Ecco, bisogna dire che è da diverso tempo, direi qualche anno, che questa bislacca e del tutto soggettiva distinzione tra caro e costoso viene propinata a ogni piè sospinto, e fatta passare come una dotta distinzione di cui solo noi, biechi ignorantoni, eravamo all’oscuro.
E io, che non sono mai stata del tutto convinta di questa novella teoria in base alla quale “caro” sarebbe ciò che ha un prezzo troppo elevato rispetto a ciò che offre (in pratica, ciò che non vale il prezzo a cui è venduto) mentre costoso sarebbe un qualcosa che ha un prezzo sì elevato ma giustificato dal bene o servizio offerto, mi sono presa la briga di andare a verificare qualche fonte attendibile - cioè che non siano pareri di blogger o post su Facebook - per verificare l’origine di questa differenza tra i due termini.
E, meraviglia delle meraviglie, non l’ho trovata.
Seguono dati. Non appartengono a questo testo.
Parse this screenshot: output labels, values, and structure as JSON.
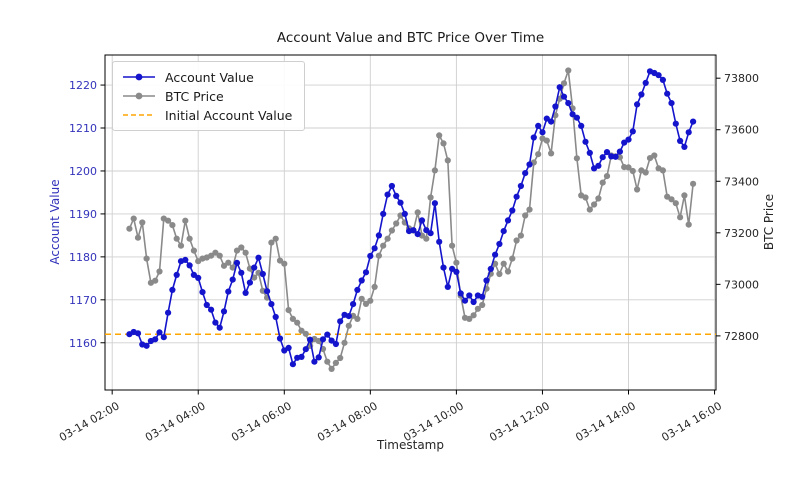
{
  "title": "Account Value and BTC Price Over Time",
  "colors": {
    "account_value": "#1414cc",
    "btc_price": "#8a8a8a",
    "initial_value": "#ffa500",
    "grid": "#cfcfcf",
    "spine": "#000000",
    "left_axis_text": "#3333bb",
    "right_axis_text": "#262626",
    "x_axis_text": "#262626"
  },
  "axes": {
    "x": {
      "label": "Timestamp",
      "tick_labels": [
        "03-14 02:00",
        "03-14 04:00",
        "03-14 06:00",
        "03-14 08:00",
        "03-14 10:00",
        "03-14 12:00",
        "03-14 14:00",
        "03-14 16:00"
      ],
      "tick_minutes": [
        120,
        240,
        360,
        480,
        600,
        720,
        840,
        960
      ],
      "lim_minutes": [
        110,
        962
      ]
    },
    "y_left": {
      "label": "Account Value",
      "ticks": [
        1160,
        1170,
        1180,
        1190,
        1200,
        1210,
        1220
      ],
      "lim": [
        1149,
        1227
      ]
    },
    "y_right": {
      "label": "BTC Price",
      "ticks": [
        72800,
        73000,
        73200,
        73400,
        73600,
        73800
      ],
      "lim": [
        72590,
        73890
      ]
    }
  },
  "legend": {
    "items": [
      {
        "label": "Account Value",
        "color": "#1414cc",
        "marker": true,
        "dash": false
      },
      {
        "label": "BTC Price",
        "color": "#8a8a8a",
        "marker": true,
        "dash": false
      },
      {
        "label": "Initial Account Value",
        "color": "#ffa500",
        "marker": false,
        "dash": true
      }
    ]
  },
  "chart_data": {
    "type": "line",
    "title": "Account Value and BTC Price Over Time",
    "xlabel": "Timestamp",
    "ylabel_left": "Account Value",
    "ylabel_right": "BTC Price",
    "x_date": "03-14",
    "x_start_minute": 144,
    "x_step_minutes": 6,
    "n_points": 132,
    "ylim_left": [
      1149,
      1227
    ],
    "ylim_right": [
      72590,
      73890
    ],
    "grid": true,
    "legend_position": "upper left",
    "series": [
      {
        "name": "Account Value",
        "axis": "left",
        "color": "#1414cc",
        "marker": "circle",
        "values": [
          1162.0,
          1162.5,
          1162.2,
          1159.6,
          1159.3,
          1160.4,
          1160.8,
          1162.4,
          1161.3,
          1167.0,
          1172.3,
          1175.8,
          1179.0,
          1179.3,
          1178.0,
          1175.8,
          1175.1,
          1171.8,
          1168.8,
          1167.7,
          1164.7,
          1163.5,
          1167.3,
          1171.9,
          1174.7,
          1178.6,
          1176.3,
          1171.6,
          1174.0,
          1177.5,
          1179.8,
          1176.0,
          1172.0,
          1169.0,
          1166.0,
          1161.0,
          1158.2,
          1158.8,
          1155.0,
          1156.5,
          1156.7,
          1158.5,
          1160.7,
          1155.6,
          1156.6,
          1160.8,
          1161.9,
          1160.5,
          1159.7,
          1165.0,
          1166.5,
          1166.2,
          1169.0,
          1172.3,
          1174.5,
          1176.4,
          1180.2,
          1182.0,
          1185.0,
          1190.0,
          1194.5,
          1196.5,
          1194.2,
          1192.6,
          1190.0,
          1186.0,
          1186.2,
          1185.3,
          1188.5,
          1186.2,
          1185.5,
          1192.5,
          1183.5,
          1177.5,
          1173.0,
          1177.2,
          1176.5,
          1171.5,
          1169.8,
          1171.0,
          1169.5,
          1171.0,
          1170.7,
          1174.5,
          1177.2,
          1180.5,
          1183.0,
          1186.0,
          1188.5,
          1190.8,
          1194.0,
          1196.5,
          1199.5,
          1201.5,
          1207.8,
          1210.5,
          1209.0,
          1212.2,
          1211.5,
          1215.0,
          1219.5,
          1217.3,
          1215.8,
          1213.2,
          1212.4,
          1210.5,
          1206.8,
          1204.2,
          1200.6,
          1201.2,
          1203.2,
          1204.4,
          1203.4,
          1203.3,
          1204.5,
          1206.6,
          1207.3,
          1209.2,
          1215.5,
          1217.8,
          1220.5,
          1223.2,
          1222.8,
          1222.3,
          1221.2,
          1218.0,
          1215.8,
          1211.0,
          1207.0,
          1205.6,
          1209.0,
          1211.5
        ]
      },
      {
        "name": "BTC Price",
        "axis": "right",
        "color": "#8a8a8a",
        "marker": "circle",
        "values": [
          73216,
          73255,
          73181,
          73240,
          73100,
          73006,
          73014,
          73050,
          73255,
          73247,
          73230,
          73177,
          73150,
          73247,
          73177,
          73131,
          73090,
          73100,
          73104,
          73111,
          73123,
          73111,
          73072,
          73084,
          73065,
          73131,
          73143,
          73123,
          73061,
          73026,
          73045,
          72975,
          72948,
          73162,
          73177,
          73092,
          73080,
          72900,
          72866,
          72851,
          72820,
          72808,
          72761,
          72788,
          72780,
          72749,
          72700,
          72672,
          72695,
          72714,
          72773,
          72839,
          72878,
          72866,
          72944,
          72924,
          72936,
          72990,
          73111,
          73150,
          73177,
          73209,
          73236,
          73267,
          73240,
          73217,
          73209,
          73279,
          73189,
          73177,
          73337,
          73442,
          73578,
          73547,
          73481,
          73150,
          73084,
          72956,
          72870,
          72866,
          72880,
          72905,
          72920,
          72983,
          73041,
          73080,
          73040,
          73080,
          73050,
          73100,
          73170,
          73189,
          73267,
          73290,
          73473,
          73505,
          73566,
          73558,
          73508,
          73656,
          73720,
          73780,
          73830,
          73683,
          73489,
          73345,
          73337,
          73290,
          73310,
          73333,
          73395,
          73420,
          73500,
          73497,
          73493,
          73455,
          73454,
          73440,
          73368,
          73442,
          73434,
          73490,
          73500,
          73450,
          73442,
          73340,
          73330,
          73315,
          73260,
          73345,
          73232,
          73390
        ]
      },
      {
        "name": "Initial Account Value",
        "axis": "left",
        "color": "#ffa500",
        "style": "dashed",
        "value": 1162
      }
    ]
  }
}
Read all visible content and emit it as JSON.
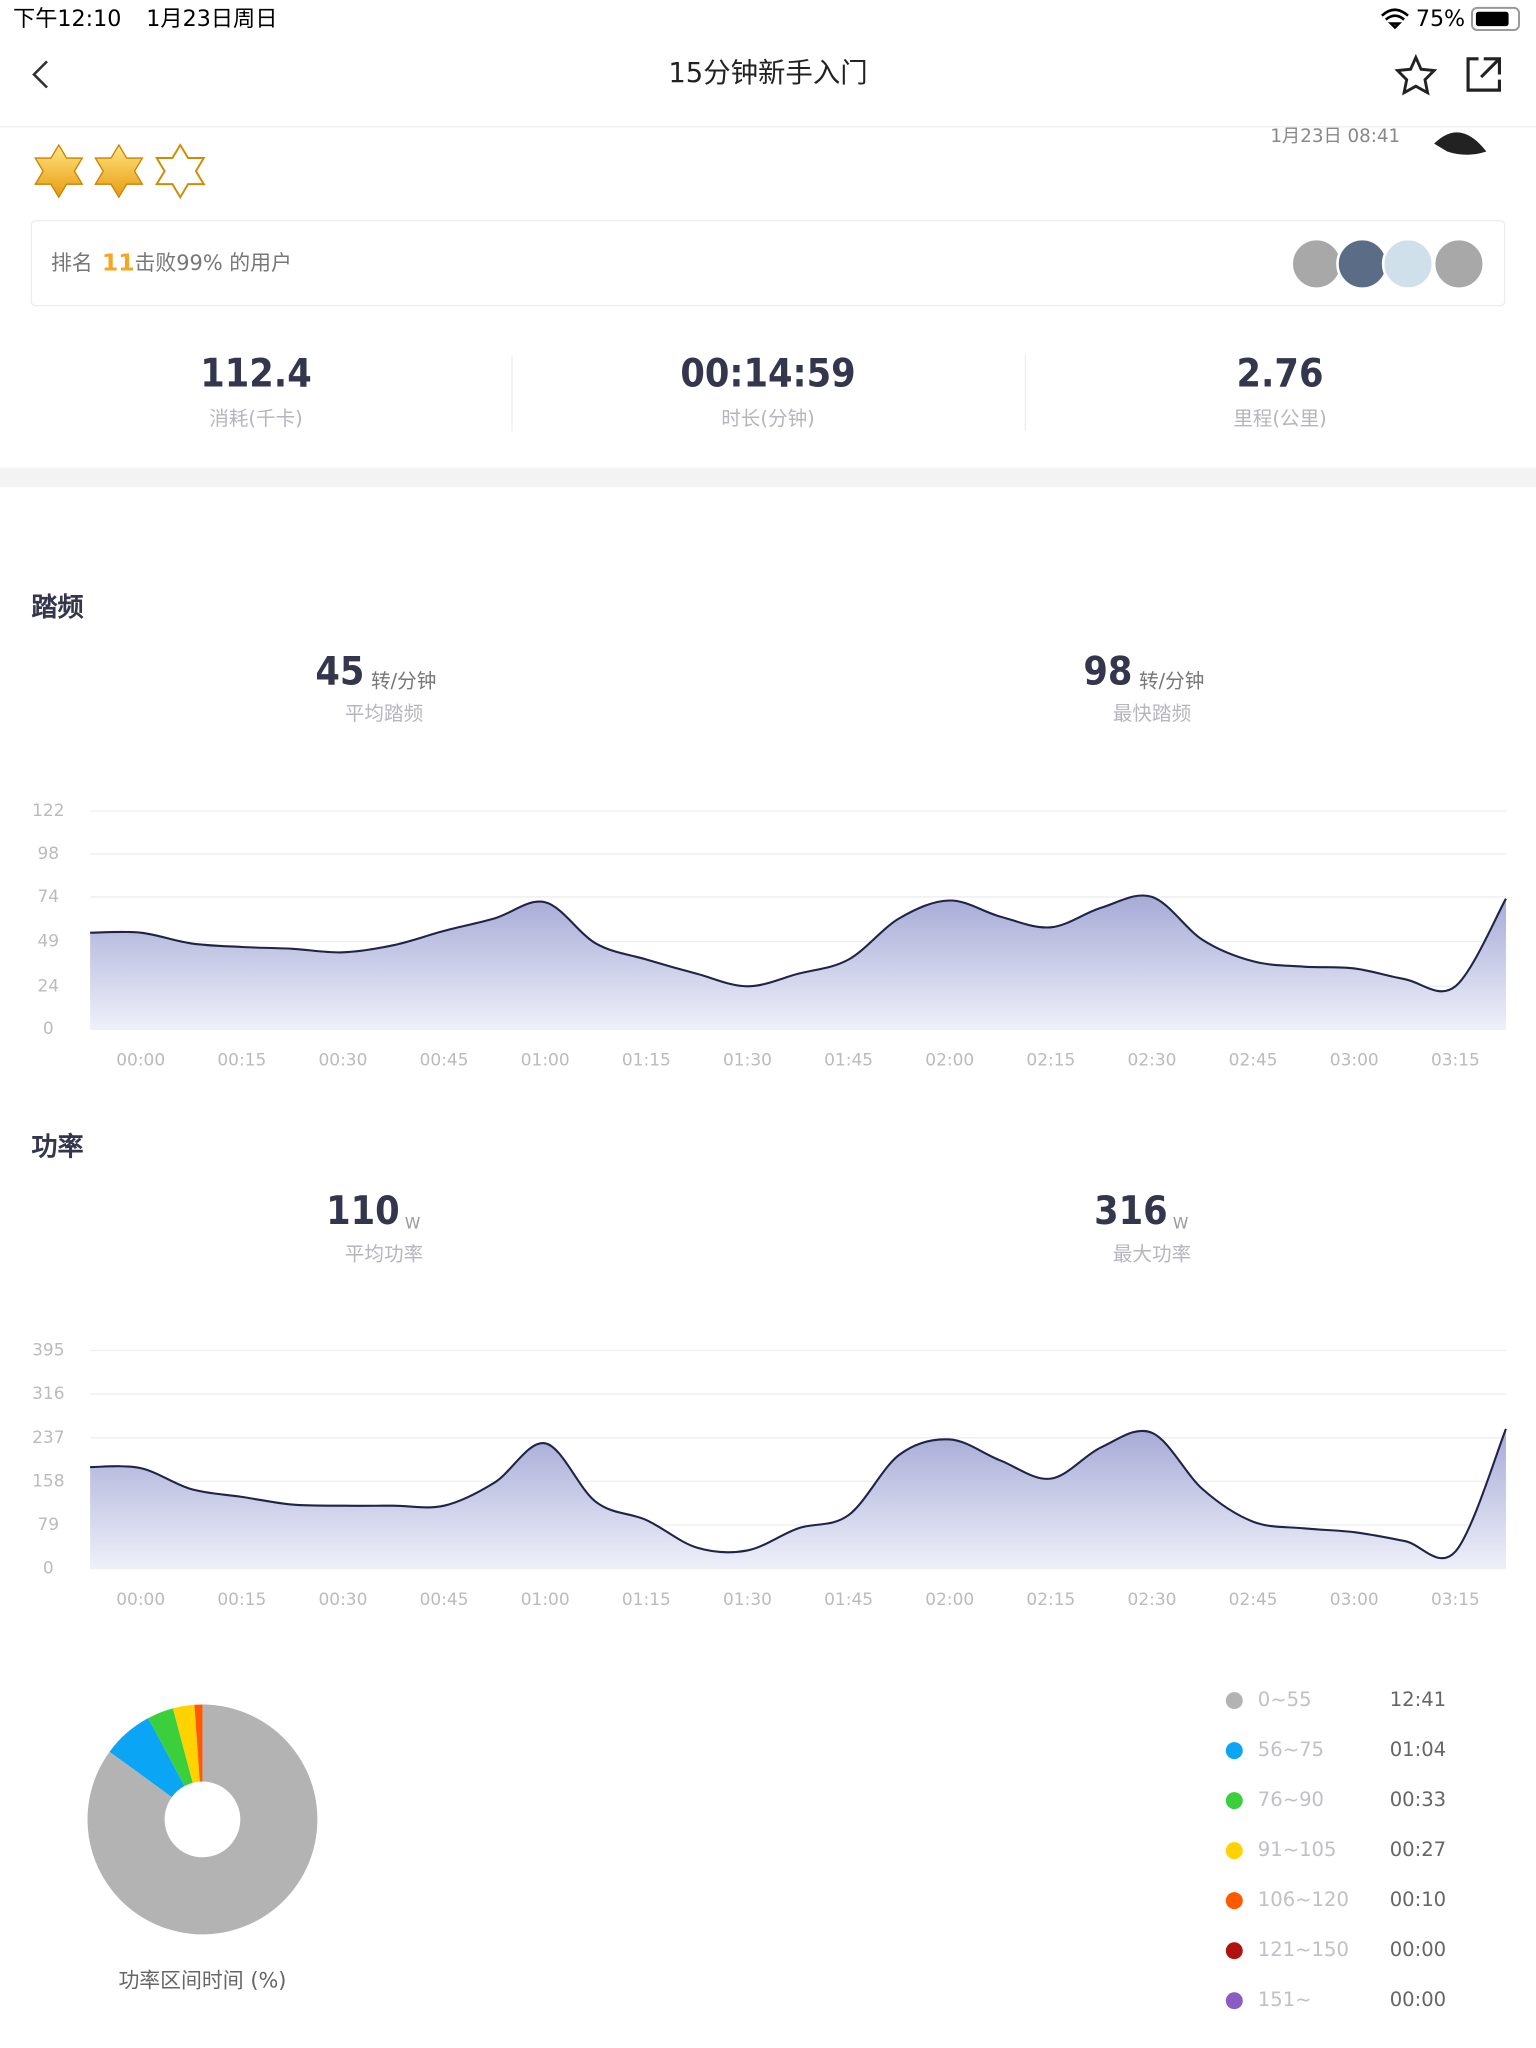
{
  "status_bar": {
    "time": "下午12:10",
    "date": "1月23日周日",
    "battery": "75%"
  },
  "nav": {
    "title": "15分钟新手入门"
  },
  "header": {
    "datetime": "1月23日 08:41"
  },
  "rank": {
    "label": "排名",
    "value": "11",
    "suffix": "击败99% 的用户"
  },
  "stats": [
    {
      "value": "112.4",
      "label": "消耗(千卡)"
    },
    {
      "value": "00:14:59",
      "label": "时长(分钟)"
    },
    {
      "value": "2.76",
      "label": "里程(公里)"
    }
  ],
  "summaries": [
    [
      {
        "value": "45",
        "unit": "转/分钟",
        "label": "平均踏频"
      },
      {
        "value": "98",
        "unit": "转/分钟",
        "label": "最快踏频"
      }
    ],
    [
      {
        "value": "110",
        "unit": "W",
        "label": "平均功率"
      },
      {
        "value": "316",
        "unit": "W",
        "label": "最大功率"
      }
    ]
  ],
  "chart_data": [
    {
      "type": "area",
      "title": "踏频",
      "color": "#1f2347",
      "categories": [
        null,
        "00:00",
        null,
        "00:15",
        null,
        "00:30",
        null,
        "00:45",
        null,
        "01:00",
        null,
        "01:15",
        null,
        "01:30",
        null,
        "01:45",
        null,
        "02:00",
        null,
        "02:15",
        null,
        "02:30",
        null,
        "02:45",
        null,
        "03:00",
        null,
        "03:15",
        null
      ],
      "values": [
        54,
        54,
        48,
        46,
        45,
        43,
        47,
        55,
        62,
        71,
        48,
        39,
        31,
        24,
        31,
        39,
        62,
        72,
        63,
        57,
        68,
        74,
        50,
        38,
        35,
        34,
        28,
        24,
        73
      ],
      "ylim": [
        0,
        122
      ],
      "yticks": [
        0,
        24,
        49,
        74,
        98,
        122
      ],
      "grid": true
    },
    {
      "type": "area",
      "title": "功率",
      "color": "#1f2347",
      "categories": [
        null,
        "00:00",
        null,
        "00:15",
        null,
        "00:30",
        null,
        "00:45",
        null,
        "01:00",
        null,
        "01:15",
        null,
        "01:30",
        null,
        "01:45",
        null,
        "02:00",
        null,
        "02:15",
        null,
        "02:30",
        null,
        "02:45",
        null,
        "03:00",
        null,
        "03:15",
        null
      ],
      "values": [
        184,
        182,
        144,
        130,
        116,
        114,
        114,
        114,
        156,
        227,
        121,
        88,
        38,
        33,
        73,
        97,
        206,
        234,
        196,
        163,
        220,
        246,
        144,
        85,
        73,
        66,
        50,
        31,
        253
      ],
      "ylim": [
        0,
        395
      ],
      "yticks": [
        0,
        79,
        158,
        237,
        316,
        395
      ],
      "grid": true
    },
    {
      "type": "pie",
      "title": "功率区间时间 (%)",
      "categories": [
        "0~55",
        "56~75",
        "76~90",
        "91~105",
        "106~120",
        "121~150",
        "151~"
      ],
      "values": [
        761,
        64,
        33,
        27,
        10,
        0,
        0
      ],
      "value_labels": [
        "12:41",
        "01:04",
        "00:33",
        "00:27",
        "00:10",
        "00:00",
        "00:00"
      ],
      "colors": [
        "#b3b3b3",
        "#0aa5f5",
        "#3ccf3c",
        "#ffd200",
        "#ff5a00",
        "#b0130f",
        "#8a5cc4"
      ]
    }
  ]
}
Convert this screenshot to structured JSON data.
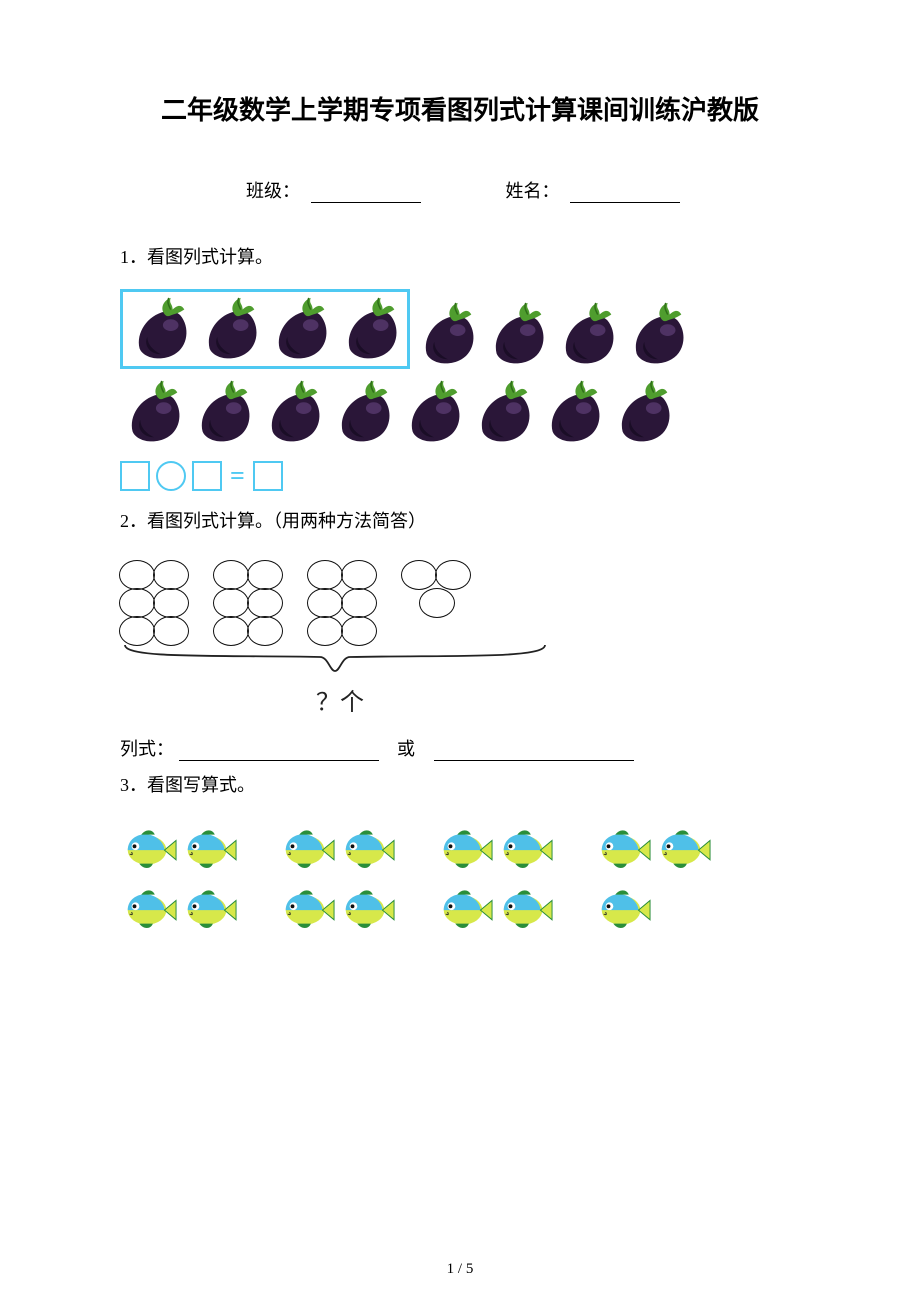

Nei maggiori dizionari o enti che si occupano di lingua italiana, e parlo per esempio dell’Accademia della Crusa o dell’Enciclopedia Treccani, così come negli innumerevoli dizionari online, tale distinzione tra caro e costoso non c’è. Anzi, “caro” è sempre indicato come sinonimo di “costoso”. E’ solo andando giù giù in basso, nei blog che trattano gli argomenti più disparati ma non di linguistica - dalle auto al cibo, dall’uncinetto alla pittura - , che si trova questa dicotomia; ce lo spiegano per esempio un blog di auto, uno di ricette e altre cose così: fonti non esattamente attendibili per dare un parere su una questione linguistica che abbia un qualche valore. In particolare, per la Crusca la questione fino ad ora non si è posta, infatti non appare alcun parere su questo argomento, e questo già parrebbe un chiaro segnale della non sussistenza di tale differenza, mentre per la Treccani il termine “caro” - derivato dal latino “carus”, cioè amato, diletto - , viene assimilato a “ricercato”, “costoso”, senza alcuna differenziazione in base al valore percepito o reale di qualsivoglia bene o servizio.
Se quindi di tale dicotomia (wow, che bel termine!) si vuole parlare, se davvero ci si vuole riempire la bocca accampando dotte dissertazioni senza comprovati fondamenti, si dovrebbe almeno cercare di trovare una fonte, un parere, un giudizio linguistico autorevole e non solo di comodo, o dettato dalla moda o inventato di sana pianta da qualche fenomeno in rete. Possiamo cioè sì ammettere che forse tale differenza tra i due termini da qualcuno sarà percepita, ma sarà sempre e solo un parere personale, un’impressione, una percezione soggettiva, almeno fino a che questa non diventerà (se mai lo diventerà) così diffusa e popolare da essere universalmente riconosciuta dalla maggioranza dei parlanti e meritarsi così una nota, una menzione, una specifica distinzione nel vobolario italiano, che riporti e legittimi tale distinzione di significato nero su bianco, cosa che al momento non è successa (esattamente come è successo al termine “petaloso” in voga alcuni anni fa). Di conseguenza, possiamo liberamente dire che ad oggi le bugie di Massari sono giudicate da molti care o costose, nella stessa medesima accezione: ovvero vendute a un prezzo troppo elevato rispetto al loro valore intrinseco, sgocciolatura in verticale o meno. Oppure, possiamo giudicarle una sorta di status symbol, un bene di lusso da ostentare con parenti e amici. Ecco, forse è questa la definizione migliore, la più corretta e anche la più veritiera.